In the Mansion House speech last night, the Chancellor announced the membership of the commission. In addition to Sir John Vickers, it comprises an outstanding economic journalist, a former head of Barclays Bank, a former utilities regulator with long, recent experience of the insurance industry, and the man who led the team at JP Morgan that created credit derivatives, one of the main toxic instruments of the recent crisis. They are all distinguished and competent people with wide experience but there is nobody from any business other than financial services—not a single person with recent high-level experience of industry, and hence of the relationship between industry and finance; somebody, for example, from the Engineering Employers’ Federation who has experience of small and medium-sized industry and its financial needs. There is not really a single person with experience of the consumer interest, although I acknowledge that Miss Spottiswoode has been part of the Which? inquiry.
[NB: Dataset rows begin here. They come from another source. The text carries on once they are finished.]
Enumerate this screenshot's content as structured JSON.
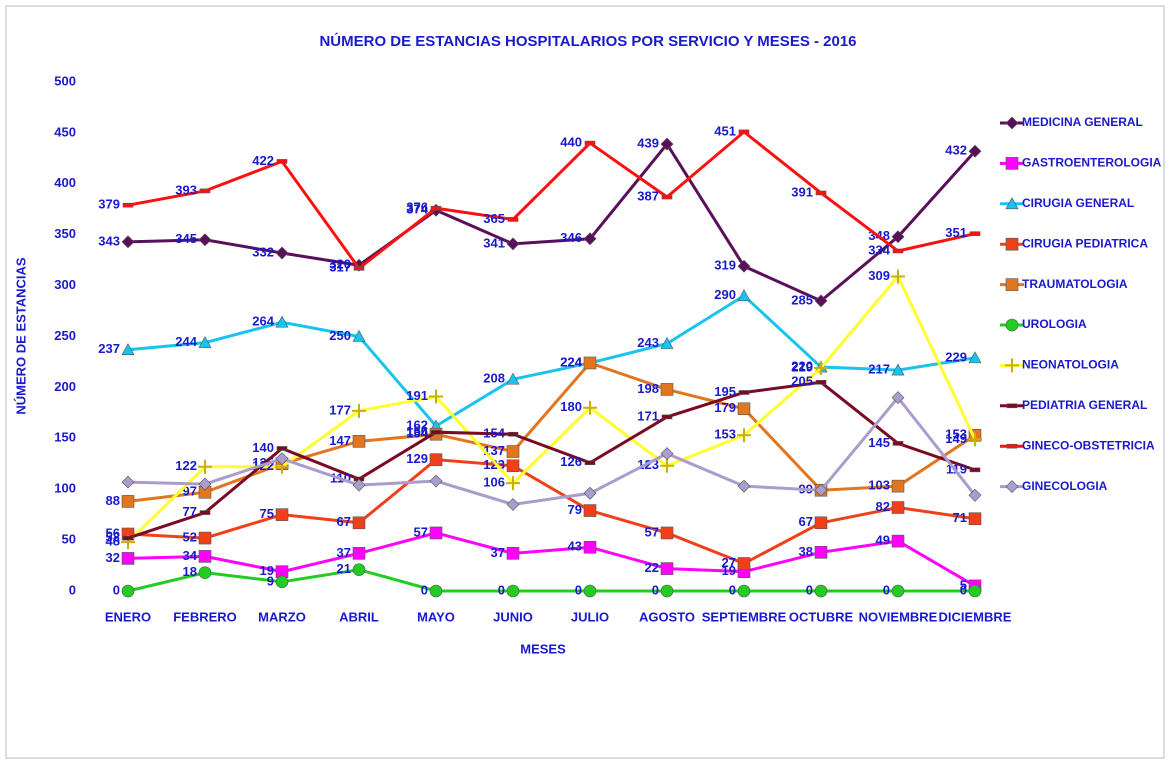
{
  "chart_data": {
    "type": "line",
    "title": "NÚMERO DE ESTANCIAS HOSPITALARIOS POR SERVICIO Y MESES - 2016",
    "x_label": "MESES",
    "y_label": "NÚMERO DE ESTANCIAS",
    "categories": [
      "ENERO",
      "FEBRERO",
      "MARZO",
      "ABRIL",
      "MAYO",
      "JUNIO",
      "JULIO",
      "AGOSTO",
      "SEPTIEMBRE",
      "OCTUBRE",
      "NOVIEMBRE",
      "DICIEMBRE"
    ],
    "ylim": [
      0,
      500
    ],
    "yticks": [
      0,
      50,
      100,
      150,
      200,
      250,
      300,
      350,
      400,
      450,
      500
    ],
    "grid": false,
    "legend": "right",
    "series": [
      {
        "name": "MEDICINA GENERAL",
        "color": "#5a0f5a",
        "marker": "diamond",
        "values": [
          343,
          345,
          332,
          320,
          374,
          341,
          346,
          439,
          319,
          285,
          348,
          432
        ]
      },
      {
        "name": "GASTROENTEROLOGIA",
        "color": "#ff00ff",
        "marker": "square",
        "values": [
          32,
          34,
          19,
          37,
          57,
          37,
          43,
          22,
          19,
          38,
          49,
          5
        ]
      },
      {
        "name": "CIRUGIA GENERAL",
        "color": "#19c3f0",
        "marker": "triangle",
        "values": [
          237,
          244,
          264,
          250,
          162,
          208,
          224,
          243,
          290,
          220,
          217,
          229
        ]
      },
      {
        "name": "CIRUGIA PEDIATRICA",
        "color": "#f0401a",
        "marker": "square",
        "values": [
          56,
          52,
          75,
          67,
          129,
          123,
          79,
          57,
          27,
          67,
          82,
          71
        ]
      },
      {
        "name": "TRAUMATOLOGIA",
        "color": "#e2761e",
        "marker": "square",
        "values": [
          88,
          97,
          125,
          147,
          154,
          137,
          224,
          198,
          179,
          99,
          103,
          153
        ]
      },
      {
        "name": "UROLOGIA",
        "color": "#22cc22",
        "marker": "circle",
        "values": [
          0,
          18,
          9,
          21,
          0,
          0,
          0,
          0,
          0,
          0,
          0,
          0
        ]
      },
      {
        "name": "NEONATOLOGIA",
        "color": "#ffff30",
        "marker": "plus",
        "values": [
          48,
          122,
          122,
          177,
          191,
          106,
          180,
          123,
          153,
          219,
          309,
          149
        ]
      },
      {
        "name": "PEDIATRIA GENERAL",
        "color": "#7a0a24",
        "marker": "dash",
        "values": [
          52,
          77,
          140,
          110,
          156,
          154,
          126,
          171,
          195,
          205,
          145,
          119
        ]
      },
      {
        "name": "GINECO-OBSTETRICIA",
        "color": "#ff1010",
        "marker": "dash",
        "values": [
          379,
          393,
          422,
          317,
          376,
          365,
          440,
          387,
          451,
          391,
          334,
          351
        ]
      },
      {
        "name": "GINECOLOGIA",
        "color": "#aa9ccc",
        "marker": "diamond",
        "labels": false,
        "values": [
          107,
          105,
          130,
          104,
          108,
          85,
          96,
          135,
          103,
          99,
          190,
          94
        ]
      }
    ]
  }
}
Will the Chancellor be making further appointments to the commission to redress the current imbalance?

I return to the main point. The Government have failed to demonstrate the necessity of the extraordinary concentration of powers in one institution announced today. Monetary and fiscal policy will be united once again—not in the hands of elected Ministers, but instead in the hands of unelected officials of the Bank of England. Will the Minister confirm that that is not what he described yesterday as a restoration of powers? It is a major enhancement of powers to levels never experienced in this country before. Britain will now have the most centralised, monolithic financial management structure in the world.

To create this structure will require the replacement, or at least substantial amendment, of the Financial Services and Markets Act. Will the Government follow the good practice of their predecessor and establish a pre-legislative scrutiny committee for the requisite Bill? And when are we likely to have sight of the Bill? This side of the House is as committed as are the Government to the need for regulatory structures that sustain stable and secure financial services for British industry and British families. We remain to be convinced that the proposed upheaval is either necessary or sufficient to achieve that goal.